A simmering dispute over a cache of private papers belonging to India’s first Prime Minister, Jawaharlal Nehru, is reportedly headed for de-escalation after Congress leader Sonia Gandhi conveyed her willingness to cooperate with the Prime Ministers’ Museum & Library (PMML), sources said.
Gandhi’s message, that “her staff will look into it”, is understood to be her first response since the institution sought access to the documents, as per an Indian Express report.
PMML records describe the collection as personal correspondence exchanged by Nehru with key figures in India and abroad.
The letters include exchanges with Jayaprakash Narayan, Edwina Mountbatten, Albert Einstein, Aruna Asaf Ali, Vijaya Lakshmi Pandit and Jagjivan Ram. The material offers rare insight into Nehru’s views on politics, diplomacy and nation-building, as well as his personal relationships during the formative decades of the Republic, states the report citing scholars.
PMML, an autonomous body under the Union Culture Ministry, had reportedly written twice to Gandhi this year requesting access, either physical or digital, to the papers for research and public scholarship. The first letter, sent in January, followed discussions at the PMML Society’s 2024 annual general meeting, where members agreed to seek legal opinion on the status of the documents.
That communication also recorded, for the first time in an official letter, PMML’s position that a portion of the Nehru papers, packed in 51 cartons, was taken from the then Nehru Memorial Museum & Library in 2008.
According to the report, PMML Society members debated whether the papers could be reclaimed, noting that the collection had originally been donated to the institution in 1971 by former Prime Minister Indira Gandhi. A broad consensus emerged to seek legal clarity on ownership, custodianship, copyright and permissible use of the archival material.
The matter was revisited at a subsequent AGM in June, chaired by Prime Minister Narendra Modi, where members reiterated the view that papers relating to the country’s first prime minister are a “national treasure” and should ideally remain with PMML to safeguard Nehru’s legacy.
Meanwhile, the Union Ministry of Culture, on Monday, told Parliament that no Nehru-related documents are missing from PMML’s collection and that the institution does not conduct annual audits of its archival holdings.

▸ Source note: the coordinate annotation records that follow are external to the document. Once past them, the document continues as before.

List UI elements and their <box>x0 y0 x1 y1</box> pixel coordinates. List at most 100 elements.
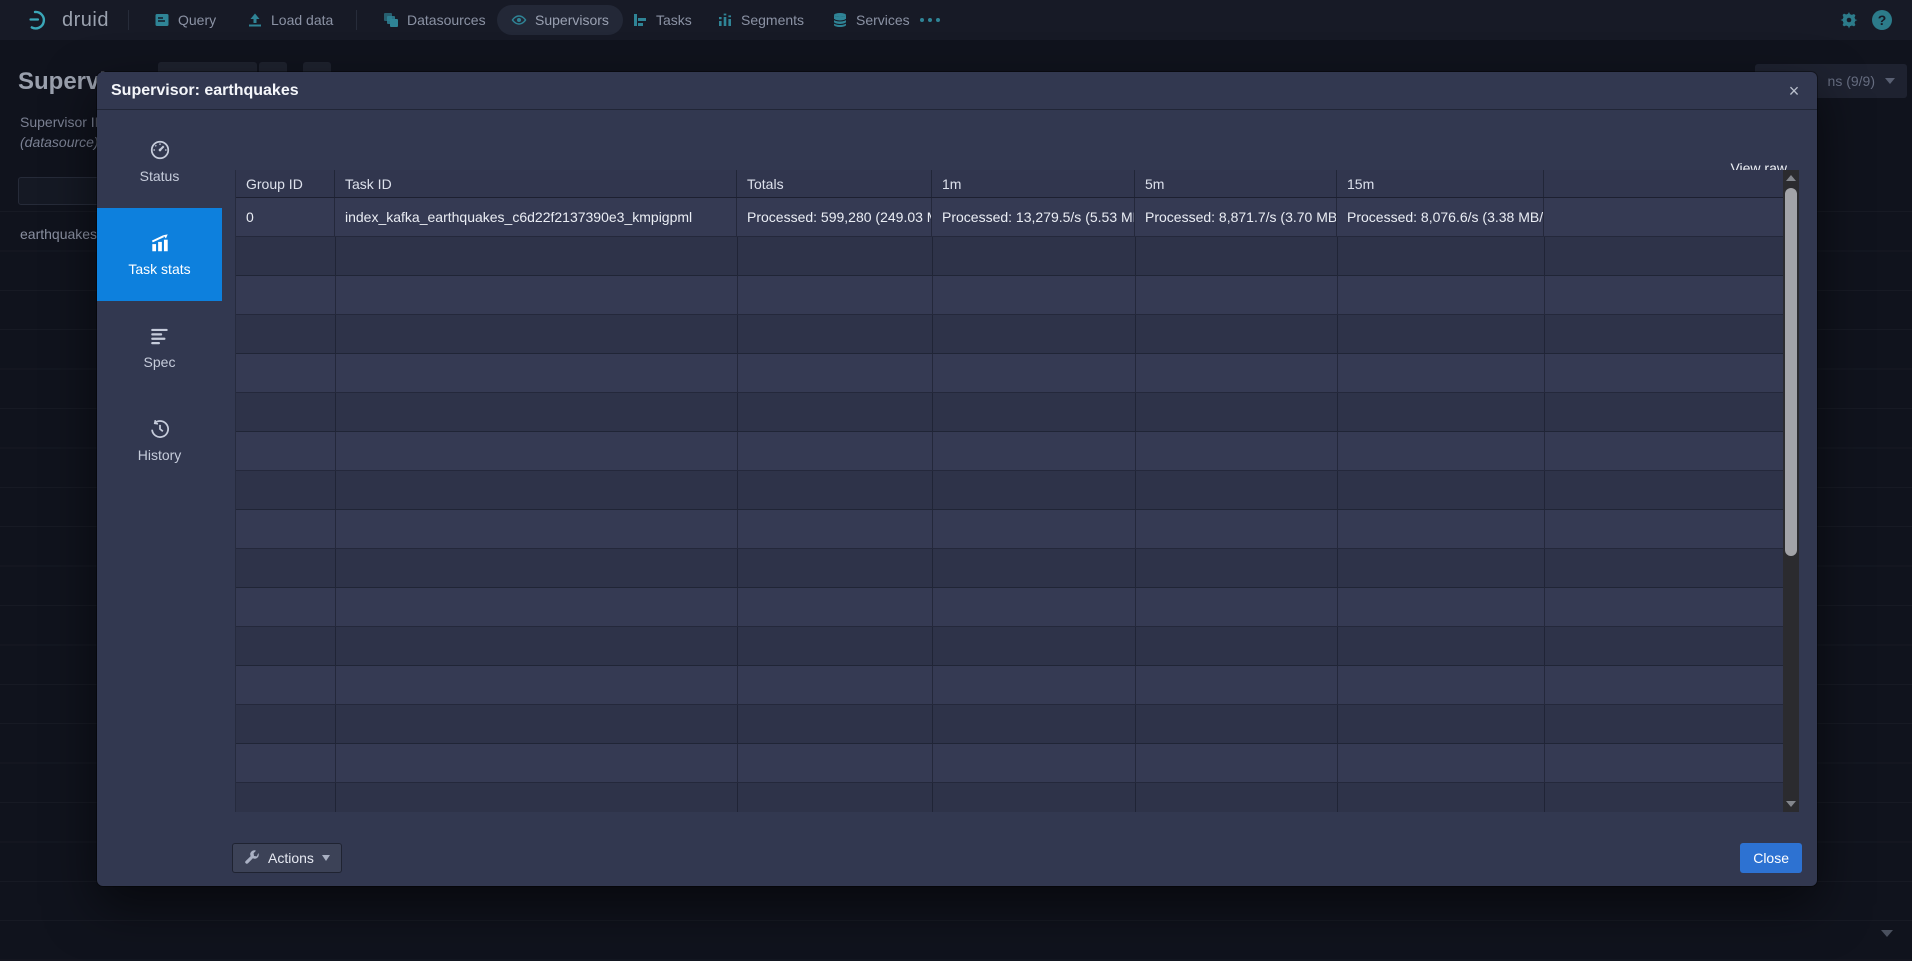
load-data-icon <box>247 12 263 28</box>
cell-totals: Processed: 599,280 (249.03 MB) <box>737 198 932 236</box>
query-icon <box>154 12 170 28</box>
background-button-fragment <box>259 62 287 72</box>
close-button[interactable]: Close <box>1740 843 1802 873</box>
nav-item-datasources[interactable]: Datasources <box>383 0 486 40</box>
nav-label: Tasks <box>656 12 692 28</box>
dialog-sidebar: Status Task stats Spec <box>97 110 222 886</box>
nav-label: Services <box>856 12 910 28</box>
brand-text: druid <box>62 9 109 32</box>
table-row <box>236 393 1784 432</box>
header-group-id[interactable]: Group ID <box>236 170 335 197</box>
scrollbar-thumb[interactable] <box>1785 188 1797 556</box>
table-row <box>236 276 1784 315</box>
background-caret-down-icon <box>1881 930 1893 937</box>
actions-button-label: Actions <box>268 850 314 866</box>
task-stats-chart-icon <box>149 232 171 254</box>
history-clock-icon <box>149 418 171 440</box>
header-15m[interactable]: 15m <box>1337 170 1544 197</box>
dialog-title: Supervisor: earthquakes <box>97 72 1817 110</box>
actions-button[interactable]: Actions <box>232 843 342 873</box>
nav-item-supervisors[interactable]: Supervisors <box>497 5 623 35</box>
table-row[interactable]: 0 index_kafka_earthquakes_c6d22f2137390e… <box>236 198 1784 237</box>
table-row <box>236 666 1784 705</box>
nav-label: Supervisors <box>535 12 609 28</box>
table-row <box>236 549 1784 588</box>
cell-5m: Processed: 8,871.7/s (3.70 MB/s) <box>1135 198 1337 236</box>
table-header-row: Group ID Task ID Totals 1m 5m 15m <box>236 170 1784 198</box>
tab-spec[interactable]: Spec <box>97 301 222 394</box>
table-row <box>236 705 1784 744</box>
chevron-down-icon <box>322 855 330 861</box>
more-icon <box>920 18 940 22</box>
table-row <box>236 744 1784 783</box>
druid-logo-icon <box>26 6 54 34</box>
settings-button[interactable] <box>1839 0 1859 40</box>
dialog-main: View raw Group ID Task ID Totals 1m 5m 1… <box>222 110 1817 886</box>
tab-status[interactable]: Status <box>97 115 222 208</box>
table-row <box>236 432 1784 471</box>
nav-divider <box>356 10 357 30</box>
supervisor-dialog: Supervisor: earthquakes × Status Task st… <box>97 72 1817 886</box>
close-icon[interactable]: × <box>1783 80 1805 102</box>
dialog-header: Supervisor: earthquakes × <box>97 72 1817 110</box>
header-task-id[interactable]: Task ID <box>335 170 737 197</box>
nav-item-tasks[interactable]: Tasks <box>632 0 692 40</box>
task-stats-table: Group ID Task ID Totals 1m 5m 15m 0 inde… <box>235 170 1799 812</box>
services-icon <box>832 12 848 28</box>
table-row <box>236 315 1784 354</box>
datasources-icon <box>383 12 399 28</box>
nav-item-services[interactable]: Services <box>832 0 910 40</box>
eye-icon <box>511 12 527 28</box>
table-row <box>236 783 1784 812</box>
status-gauge-icon <box>149 139 171 161</box>
druid-logo[interactable]: druid <box>26 0 109 40</box>
nav-divider <box>128 10 129 30</box>
nav-label: Query <box>178 12 216 28</box>
nav-item-segments[interactable]: Segments <box>717 0 804 40</box>
nav-label: Datasources <box>407 12 486 28</box>
tab-history[interactable]: History <box>97 394 222 487</box>
header-empty <box>1544 170 1784 197</box>
spec-align-left-icon <box>149 325 171 347</box>
cell-empty <box>1544 198 1784 236</box>
scrollbar-down-arrow[interactable] <box>1786 801 1796 807</box>
columns-dropdown-label: ns (9/9) <box>1828 73 1875 89</box>
tab-task-stats[interactable]: Task stats <box>97 208 222 301</box>
chevron-down-icon <box>1885 78 1895 84</box>
table-row <box>236 354 1784 393</box>
background-cell-datasource: earthquakes <box>20 226 97 242</box>
tab-label: Spec <box>144 354 176 370</box>
tab-label: Task stats <box>128 261 190 277</box>
header-totals[interactable]: Totals <box>737 170 932 197</box>
help-icon: ? <box>1872 10 1892 30</box>
segments-icon <box>717 12 733 28</box>
tab-label: History <box>138 447 182 463</box>
table-row <box>236 237 1784 276</box>
cell-group-id: 0 <box>236 198 335 236</box>
vertical-scrollbar[interactable] <box>1783 170 1799 812</box>
table-row <box>236 627 1784 666</box>
header-5m[interactable]: 5m <box>1135 170 1337 197</box>
top-nav: druid Query Load data Datasources Superv… <box>0 0 1912 40</box>
background-button-fragment <box>158 62 257 72</box>
background-button-fragment <box>303 62 331 72</box>
nav-label: Load data <box>271 12 333 28</box>
table-row <box>236 471 1784 510</box>
background-column-header: Supervisor ID <box>20 114 105 130</box>
tasks-icon <box>632 12 648 28</box>
cell-15m: Processed: 8,076.6/s (3.38 MB/s) <box>1337 198 1544 236</box>
cell-1m: Processed: 13,279.5/s (5.53 MB/s) <box>932 198 1135 236</box>
nav-more-button[interactable] <box>920 0 940 40</box>
wrench-icon <box>244 850 260 866</box>
table-row <box>236 588 1784 627</box>
header-1m[interactable]: 1m <box>932 170 1135 197</box>
nav-item-load-data[interactable]: Load data <box>247 0 333 40</box>
nav-item-query[interactable]: Query <box>154 0 216 40</box>
help-button[interactable]: ? <box>1872 0 1892 40</box>
nav-label: Segments <box>741 12 804 28</box>
table-row <box>236 510 1784 549</box>
background-column-subheader: (datasource) <box>20 134 99 150</box>
cell-task-id: index_kafka_earthquakes_c6d22f2137390e3_… <box>335 198 737 236</box>
scrollbar-up-arrow[interactable] <box>1786 175 1796 181</box>
gear-icon <box>1839 10 1859 30</box>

The ministry said no decisions were taken in 2025 on the alleged unavailability of Nehru papers, triggering a political response from the Congress, which questioned earlier claims that documents had gone missing.
The developments come amid the December 5 launch of a digital Nehru archive by the Jawaharlal Nehru Memorial Fund, a non-profit trust chaired by Sonia Gandhi and located on the same Teen Murti campus as PMML. The digital archive offers free public access to 100 volumes of Nehru’s selected works, comprising over 35,000 documents.